Het is verstikkend en houdt verandering tegen. Het kabinet wil de mestcrisis en stikstof problematiek aanpakken met versoepeling van milieunormen en technologische oplossingen. Maar volgens oud-hoogleraar Jan Douwe van der Ploeg is het verdienmodel van de intensieve landbouw ‘failliet’.

„Boeren, dat zijn toch zelfredzame ondernemers? Of zijn ze in dienst van de overheid?”

De wereldberoemde intensieve landbouw in Nederland, die het kabinet-Schoof wil „koesteren”, is volgens Jan Douwe van der Ploeg juist een „drama”. „Het drama is dat we de landbouw na de Tweede Wereldoorlog zijn gaan definiëren in alleen rendement”, zegt Van der Ploeg, emeritus hoogleraar rurale sociologie. „In varkensvlees, melk, aardappelen. In kilo’s, liters en euro’s. Terwijl landbouw van oudsher is gebaseerd op een balans met de natuur, op verbinding met de samenleving. Die balans is weg, en de agro-industrie staat ver van mensen af.”

Het kabinet wil in Europa juist „alles op alles” zetten om het huidige verdienmodel van boeren te behouden.
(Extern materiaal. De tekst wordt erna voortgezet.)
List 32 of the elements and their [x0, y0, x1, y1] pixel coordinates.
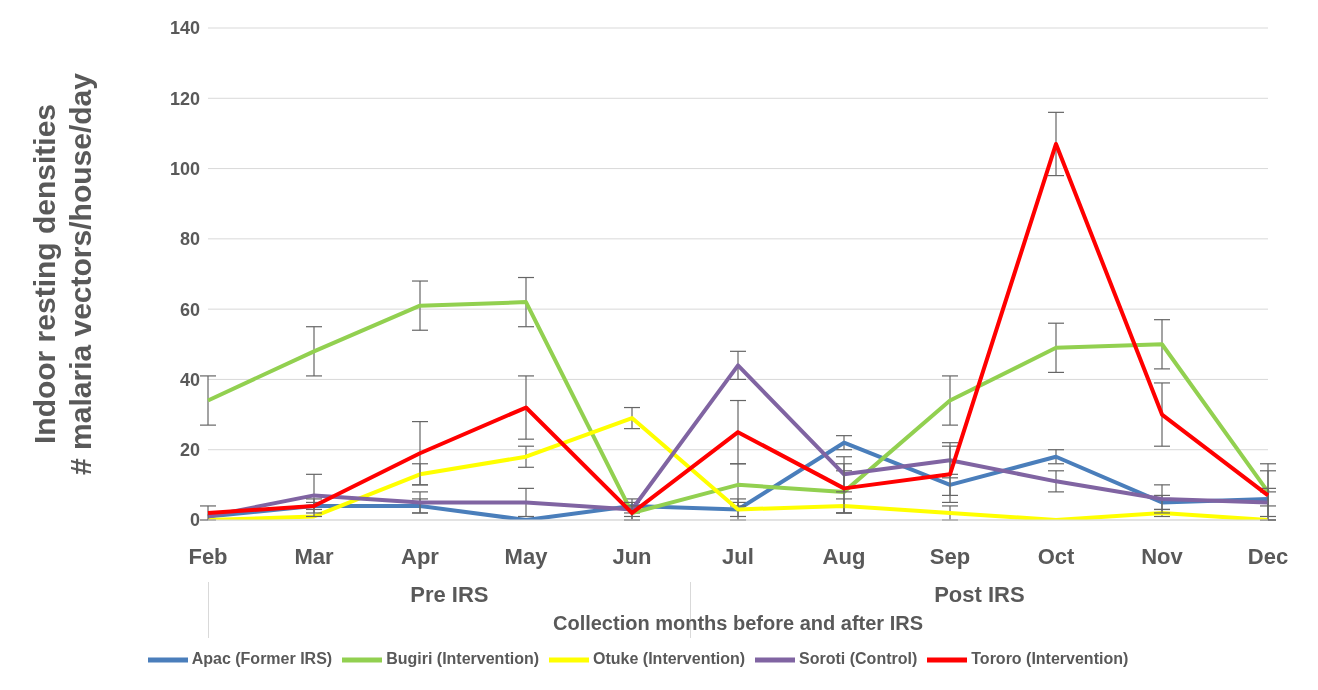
x-tick-label: Nov	[1141, 543, 1184, 569]
y-tick-label: 60	[179, 299, 200, 320]
line-series	[206, 141, 1270, 515]
legend-label: Soroti (Control)	[799, 650, 918, 668]
x-tick-label: Sep	[929, 543, 971, 569]
legend-label: Tororo (Intervention)	[971, 650, 1129, 668]
x-tick-label: Mar	[294, 543, 334, 569]
y-tick-label: 0	[189, 510, 200, 531]
x-tick-label: Jul	[722, 543, 754, 569]
x-tick-label: Dec	[1247, 543, 1289, 569]
legend-label: Apac (Former IRS)	[191, 650, 333, 668]
text: Pre IRS	[410, 582, 489, 607]
y-tick-label: 80	[179, 229, 200, 250]
y-tick-label: 100	[169, 158, 200, 179]
text: Post IRS	[934, 582, 1025, 607]
y-tick-label: 120	[169, 88, 200, 109]
x-tick-label: Feb	[188, 543, 228, 569]
line-series	[206, 363, 1270, 519]
y-tick-label: 140	[169, 18, 200, 39]
y-axis-title: Indoor resting densities # malaria vectors/house/day	[27, 73, 98, 475]
line-series	[206, 300, 1270, 515]
x-tick-label: Aug	[822, 543, 866, 569]
x-tick-label: Apr	[401, 543, 440, 569]
legend-label: Bugiri (Intervention)	[386, 650, 540, 668]
y-tick-label: 20	[179, 440, 200, 461]
line-series	[206, 416, 1270, 520]
x-tick-label: May	[504, 543, 549, 569]
y-tick-label: 40	[179, 369, 200, 390]
x-axis-title: Collection months before and after IRS	[551, 612, 924, 635]
legend-label: Otuke (Intervention)	[593, 650, 746, 668]
x-tick-label: Jun	[612, 543, 652, 569]
x-tick-label: Oct	[1037, 543, 1075, 569]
Dat is doorgaande schaalvergroting, intensivering, specialisatie en marktverovering. Goed beschouwd is dat model failliet, omdat de Nederlandse landbouw en veeteelt tegen ecologische, wettelijke en financiële grenzen aan lopen. En toch wil de agrarische sector er helemaal niet vanaf. In plaats daarvan kijken boeren steeds naar de overheid: garandeer ons een verdienmodel. Boeren, dat waren toch zelfredzame ondernemers? Of zijn ze in dienst van de overheid?” Het kabinet zet vooral in op minder regelgeving, versoepeling van milieunormen, technologische oplossingen voor vervuiling, geen gedwongen krimp van de veestapel.
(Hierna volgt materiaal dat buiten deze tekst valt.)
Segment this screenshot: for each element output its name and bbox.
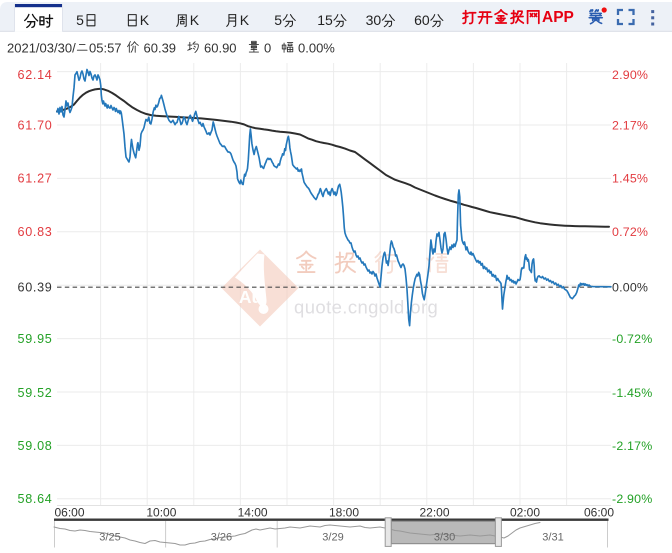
svg-text:60.39: 60.39	[144, 40, 177, 55]
svg-text:0.00%: 0.00%	[612, 280, 648, 294]
svg-text:59.95: 59.95	[17, 332, 52, 346]
svg-text:K: K	[240, 12, 250, 28]
svg-text:5: 5	[76, 12, 84, 28]
svg-text:3/29: 3/29	[322, 532, 343, 544]
svg-text:60.90: 60.90	[204, 40, 237, 55]
svg-text:3/31: 3/31	[542, 532, 563, 544]
svg-text:-2.90%: -2.90%	[612, 492, 652, 506]
svg-text:3/26: 3/26	[211, 532, 232, 544]
svg-text:10:00: 10:00	[146, 506, 176, 520]
svg-text:-0.72%: -0.72%	[612, 332, 652, 346]
svg-text:30: 30	[366, 12, 382, 28]
svg-text:Au: Au	[239, 287, 262, 307]
svg-text:APP: APP	[542, 9, 574, 26]
svg-text:5: 5	[274, 12, 282, 28]
svg-text:61.27: 61.27	[17, 172, 52, 186]
svg-text:61.70: 61.70	[17, 118, 52, 132]
svg-text:2.90%: 2.90%	[612, 68, 648, 82]
svg-text:15: 15	[317, 12, 333, 28]
svg-text:06:00: 06:00	[584, 506, 614, 520]
svg-text:60.83: 60.83	[17, 225, 52, 239]
svg-text:02:00: 02:00	[510, 506, 540, 520]
svg-text:58.64: 58.64	[17, 492, 52, 506]
svg-text:1.45%: 1.45%	[612, 172, 648, 186]
svg-text:05:57: 05:57	[89, 40, 122, 55]
svg-text:K: K	[140, 12, 150, 28]
svg-text:62.14: 62.14	[17, 68, 52, 82]
svg-text:-2.17%: -2.17%	[612, 439, 652, 453]
svg-text:22:00: 22:00	[419, 506, 449, 520]
svg-text:0: 0	[264, 40, 271, 55]
svg-text:quote.cngold.org: quote.cngold.org	[294, 297, 438, 318]
svg-text:3/30: 3/30	[434, 532, 455, 544]
svg-text:2.17%: 2.17%	[612, 118, 648, 132]
svg-text:18:00: 18:00	[329, 506, 359, 520]
svg-text:0.00%: 0.00%	[298, 40, 335, 55]
svg-text:14:00: 14:00	[238, 506, 268, 520]
svg-text:-1.45%: -1.45%	[612, 386, 652, 400]
svg-text:0.72%: 0.72%	[612, 225, 648, 239]
svg-text:2021/03/30/: 2021/03/30/	[7, 40, 76, 55]
svg-text:06:00: 06:00	[54, 506, 84, 520]
svg-text:K: K	[190, 12, 200, 28]
svg-text:59.52: 59.52	[17, 386, 52, 400]
svg-text:3/25: 3/25	[99, 532, 120, 544]
svg-text:60.39: 60.39	[17, 280, 52, 294]
svg-text:60: 60	[414, 12, 430, 28]
svg-text:59.08: 59.08	[17, 439, 52, 453]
Er is 2019 in Europa een groot vergelijkend onderzoek naar gedaan, in onder meer Nederland, Groot-Brittannië, Duitsland, Oostenrijk, Italië, Spanje. Heel verrassend was dat kleinere, minder intensieve bedrijven echt beter verdienden dan grotere intensieve bedrijven. Want die grotere hebben zeer hoge kosten, ook hoge financieringslasten, en worden harder geconfronteerd met schommelende prijzen en de volatiele markt. Voor bijvoorbeeld 100 kilogram melk, verdienden kleinere bedrijven vaak het dubbele of meer van wat grote, intensieve bedrijven verdienen.”